Quote Originally Posted by Pureghetto View Post
Actually now that I think about it, since the set {a,z} is greater than the set {0,9}, using a 1:1 association, we quickly find out that the {a,z} set of 'words' is greater than the {0,9} set of numbers (this presumes that 'words' we come up with doesn't follow any schema).
The set {a..z} is bigger than the set {0..9}. But the set of all possible strings using arbitrary amounts of elements of {a..z} and the set of all possible strings using arbitrary amounts of elements of {0..9} are equally infinite. They have the same cardinality i.e. same size. Both are countable sets.

Consider this: which set is bigger, the set of all integers when you write them in binary, or the set of all integers when you write them in decimal?
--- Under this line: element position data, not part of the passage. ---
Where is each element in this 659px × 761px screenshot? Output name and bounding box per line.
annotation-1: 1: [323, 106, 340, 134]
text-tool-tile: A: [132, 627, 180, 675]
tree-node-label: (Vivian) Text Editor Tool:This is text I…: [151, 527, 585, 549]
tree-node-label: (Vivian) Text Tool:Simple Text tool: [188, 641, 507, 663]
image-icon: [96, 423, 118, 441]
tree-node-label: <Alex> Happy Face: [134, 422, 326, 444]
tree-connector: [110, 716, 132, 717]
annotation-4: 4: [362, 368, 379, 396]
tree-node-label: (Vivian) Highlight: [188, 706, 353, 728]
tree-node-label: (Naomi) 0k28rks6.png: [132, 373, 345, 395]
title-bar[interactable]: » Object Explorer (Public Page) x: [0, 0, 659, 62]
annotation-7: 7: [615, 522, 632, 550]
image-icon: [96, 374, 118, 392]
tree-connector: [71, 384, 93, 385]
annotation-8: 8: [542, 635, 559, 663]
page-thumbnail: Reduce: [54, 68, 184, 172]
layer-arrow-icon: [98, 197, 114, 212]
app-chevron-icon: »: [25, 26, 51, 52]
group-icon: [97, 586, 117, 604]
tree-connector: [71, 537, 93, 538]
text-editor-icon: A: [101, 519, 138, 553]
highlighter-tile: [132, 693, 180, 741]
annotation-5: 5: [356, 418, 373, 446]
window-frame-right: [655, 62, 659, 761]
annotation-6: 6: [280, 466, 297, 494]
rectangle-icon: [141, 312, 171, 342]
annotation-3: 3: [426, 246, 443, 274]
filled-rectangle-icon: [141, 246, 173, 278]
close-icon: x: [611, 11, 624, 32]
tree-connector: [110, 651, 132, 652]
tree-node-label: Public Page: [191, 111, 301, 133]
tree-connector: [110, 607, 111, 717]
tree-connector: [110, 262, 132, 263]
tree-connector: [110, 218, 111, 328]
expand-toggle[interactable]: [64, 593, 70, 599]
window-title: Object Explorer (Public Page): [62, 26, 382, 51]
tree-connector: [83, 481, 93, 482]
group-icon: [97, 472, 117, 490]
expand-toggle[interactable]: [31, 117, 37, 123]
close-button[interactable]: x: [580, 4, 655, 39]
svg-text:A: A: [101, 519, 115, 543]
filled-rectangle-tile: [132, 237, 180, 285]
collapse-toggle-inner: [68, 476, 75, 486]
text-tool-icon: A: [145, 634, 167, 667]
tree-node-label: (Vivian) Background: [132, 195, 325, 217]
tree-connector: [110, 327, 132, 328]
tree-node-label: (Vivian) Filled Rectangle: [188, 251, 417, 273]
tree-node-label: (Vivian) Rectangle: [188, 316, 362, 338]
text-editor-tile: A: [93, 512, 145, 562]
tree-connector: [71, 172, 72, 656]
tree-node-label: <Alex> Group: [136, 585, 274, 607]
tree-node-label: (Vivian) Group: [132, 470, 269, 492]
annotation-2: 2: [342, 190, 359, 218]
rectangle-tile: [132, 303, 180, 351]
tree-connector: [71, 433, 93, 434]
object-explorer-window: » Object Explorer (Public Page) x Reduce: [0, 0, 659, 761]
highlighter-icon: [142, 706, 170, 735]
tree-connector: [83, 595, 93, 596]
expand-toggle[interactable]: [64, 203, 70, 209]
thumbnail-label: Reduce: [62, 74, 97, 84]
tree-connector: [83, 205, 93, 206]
It's clear that they are the same set, written down using different representations.

The alphabet, a-z, could be considered a way of representing numbers in base 26. There's a 1:1 mapping from the set of all integers written in binary to the set of all integers written in decimal, base 26, or any other base. They're all equally infinite.

Quote Originally Posted by o_O
Note that this question is analogous to asking "Which is bigger: the set of all integers, or the set of all real numbers?". The integers are a subset of the real numbers, but they have no bounds themselves, so both sets are infinite.
Both are infinite, but the set of real numbers is bigger than the set of integers, in the sense that there is no 1:1 mapping from real numbers to integers. In any mapping of integers to real numbers, there will always be at least one real number that has no corresponding integer. Per Cantor's diagonal argument.

The fact that integers are a subset of real numbers doesn't matter. Cardinality of infinite sets isn't a straightforward topic. Which set has more elements, the set of odd integers, or the set of all integers? Turns out they have the same cardinality, even though the set of odd numbers is a subset of the set of integers.